Léon lui tendit un billet de deux cents francs en soupirant :
— Vous êtes une femme admirable, Maria. J’espère trouver rapidement quelqu’un à plein temps…
Elle prit le billet sans remercier, presque avec humeur et continua de descendre l’escalier en maugréant.
Léon pénétra dans son logis. La maison du retour écœurant . Une vilaine odeur surette, compliquée d’un méchant déodorant à la citronnelle lui sauta à la gorge. Il n’arrivait pas à s’y habituer.
Simone occupait sa place accoutumée, près de la fenêtre du salon. Elle portait une chemise de nuit et une robe de chambre assortie en satin rose ; des chaussettes de laine, des pantoufles. On lui couvrait les jambes d’un plaid qui toujours glissait et chutait sur le plancher. Elle se tenait immobile, sanglée dans son fauteuil de cuir, ses mains décharnées posées à plat sur ses genoux, le regard perdu.

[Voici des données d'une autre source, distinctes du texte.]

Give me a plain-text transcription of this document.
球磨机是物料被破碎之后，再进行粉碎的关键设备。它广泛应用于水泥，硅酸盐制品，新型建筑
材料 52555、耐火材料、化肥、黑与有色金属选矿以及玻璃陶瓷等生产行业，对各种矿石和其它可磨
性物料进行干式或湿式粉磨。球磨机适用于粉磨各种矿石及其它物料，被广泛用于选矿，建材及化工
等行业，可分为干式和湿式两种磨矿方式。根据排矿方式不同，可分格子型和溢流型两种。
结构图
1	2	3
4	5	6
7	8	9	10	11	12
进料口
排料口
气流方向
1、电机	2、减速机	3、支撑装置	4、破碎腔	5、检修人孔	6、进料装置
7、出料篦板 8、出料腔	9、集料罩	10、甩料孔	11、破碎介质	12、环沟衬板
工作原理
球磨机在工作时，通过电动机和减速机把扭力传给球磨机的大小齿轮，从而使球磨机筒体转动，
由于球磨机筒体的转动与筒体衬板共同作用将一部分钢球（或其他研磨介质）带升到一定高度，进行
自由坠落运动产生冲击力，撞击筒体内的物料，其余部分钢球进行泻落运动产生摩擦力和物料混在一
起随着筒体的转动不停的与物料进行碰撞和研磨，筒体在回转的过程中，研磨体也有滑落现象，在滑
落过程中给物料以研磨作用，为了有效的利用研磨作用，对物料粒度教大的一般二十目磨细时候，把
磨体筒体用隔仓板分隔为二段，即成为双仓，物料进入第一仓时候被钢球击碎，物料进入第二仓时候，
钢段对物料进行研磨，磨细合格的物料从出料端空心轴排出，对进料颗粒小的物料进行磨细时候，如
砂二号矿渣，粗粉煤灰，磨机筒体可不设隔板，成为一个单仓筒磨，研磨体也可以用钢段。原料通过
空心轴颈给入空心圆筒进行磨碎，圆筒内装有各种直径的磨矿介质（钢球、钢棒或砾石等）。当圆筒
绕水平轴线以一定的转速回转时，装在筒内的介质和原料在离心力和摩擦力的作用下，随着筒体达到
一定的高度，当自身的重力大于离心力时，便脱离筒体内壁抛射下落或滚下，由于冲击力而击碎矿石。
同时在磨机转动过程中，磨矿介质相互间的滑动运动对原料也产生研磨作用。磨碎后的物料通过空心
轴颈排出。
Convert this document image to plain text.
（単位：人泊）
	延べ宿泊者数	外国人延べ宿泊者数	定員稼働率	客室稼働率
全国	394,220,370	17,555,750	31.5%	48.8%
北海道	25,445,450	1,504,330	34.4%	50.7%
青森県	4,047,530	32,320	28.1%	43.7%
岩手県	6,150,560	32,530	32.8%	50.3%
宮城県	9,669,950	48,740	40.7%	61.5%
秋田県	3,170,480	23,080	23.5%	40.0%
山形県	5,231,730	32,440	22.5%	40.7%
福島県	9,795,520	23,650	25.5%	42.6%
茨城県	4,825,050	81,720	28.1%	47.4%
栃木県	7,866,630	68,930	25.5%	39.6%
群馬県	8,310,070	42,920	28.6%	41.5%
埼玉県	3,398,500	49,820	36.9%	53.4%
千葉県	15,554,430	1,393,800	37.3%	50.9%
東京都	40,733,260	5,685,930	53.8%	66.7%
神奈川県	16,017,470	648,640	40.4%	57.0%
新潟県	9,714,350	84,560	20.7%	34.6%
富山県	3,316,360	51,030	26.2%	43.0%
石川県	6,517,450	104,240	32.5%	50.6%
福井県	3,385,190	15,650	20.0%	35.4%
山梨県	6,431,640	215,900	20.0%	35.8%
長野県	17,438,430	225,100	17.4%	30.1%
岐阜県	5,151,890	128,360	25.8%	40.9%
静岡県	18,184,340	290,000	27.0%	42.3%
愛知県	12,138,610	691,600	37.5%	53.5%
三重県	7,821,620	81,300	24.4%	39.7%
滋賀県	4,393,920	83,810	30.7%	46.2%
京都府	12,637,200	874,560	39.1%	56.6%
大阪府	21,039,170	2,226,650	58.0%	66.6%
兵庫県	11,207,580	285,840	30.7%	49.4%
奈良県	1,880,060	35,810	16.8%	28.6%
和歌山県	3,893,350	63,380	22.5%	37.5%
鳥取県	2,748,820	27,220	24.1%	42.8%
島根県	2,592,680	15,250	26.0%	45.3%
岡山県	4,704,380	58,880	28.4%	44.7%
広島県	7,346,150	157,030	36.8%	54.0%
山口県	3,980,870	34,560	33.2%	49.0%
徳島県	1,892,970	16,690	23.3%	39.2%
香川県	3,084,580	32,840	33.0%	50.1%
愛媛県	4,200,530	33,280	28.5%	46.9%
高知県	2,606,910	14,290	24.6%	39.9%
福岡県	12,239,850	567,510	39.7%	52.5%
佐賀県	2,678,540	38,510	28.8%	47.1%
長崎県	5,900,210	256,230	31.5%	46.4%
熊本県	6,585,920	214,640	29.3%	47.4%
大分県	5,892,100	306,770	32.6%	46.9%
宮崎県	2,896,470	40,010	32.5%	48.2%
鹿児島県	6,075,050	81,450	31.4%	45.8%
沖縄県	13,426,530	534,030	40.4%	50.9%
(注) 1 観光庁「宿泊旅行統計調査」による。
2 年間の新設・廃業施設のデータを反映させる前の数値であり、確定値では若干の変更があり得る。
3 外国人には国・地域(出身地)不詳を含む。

Léon s’approcha en annonçant : « C’est moi, Momone ! » Il déposa un baiser sur les lèvres fermées de sa femme. Elle n’eut aucune réaction et ses yeux continuèrent de flotter dans un flou étrange qui paraissait à tout jamais inhabité.
— Je viens de rencontrer Maria, fît Léon. Elle est furieuse parce que tu t’oublies dans ton fauteuil, ma pauvre chérie.
Cependant elle te met la bassine trois fois par jour, ça devrait suffire. Elle menace de ne plus s’occuper de toi si tu continues ! Fais attention, ma poule ! Retiens-toi…
Bien qu’elle fût engloutie dans le mutisme et l’immobilité depuis quatre ans, il continuait de lui parler sans savoir si elle percevait ce qu’il lui disait. C’était une interlocutrice de rêve avec laquelle il tenait des « conversations » à sens unique. Léon l’entretenait de toutes ses préoccupations et lui livrait des confidences secrètes, de celles qu’on ne profère jamais à voix haute, même lorsque l’on est seul.
Il avait connu Simone Morton au Cours Fedor, lui aussi. Elle jouait les soubrettes de Marivaux. C’était une fille assez drôle, avec un petit côté acide, un nez retroussé, des fossettes et les cheveux d’un blond tirant sur le roux. Elle ressemblait à un second rôle américain : l’amie de l’héroïne, la secrétaire du P.D.G, l’assistante du docteur. Il l’avait épousée un mois après que Boris et Nadia s’étaient mariés ; parce qu’il calquait sa vie sur celle de Lassef.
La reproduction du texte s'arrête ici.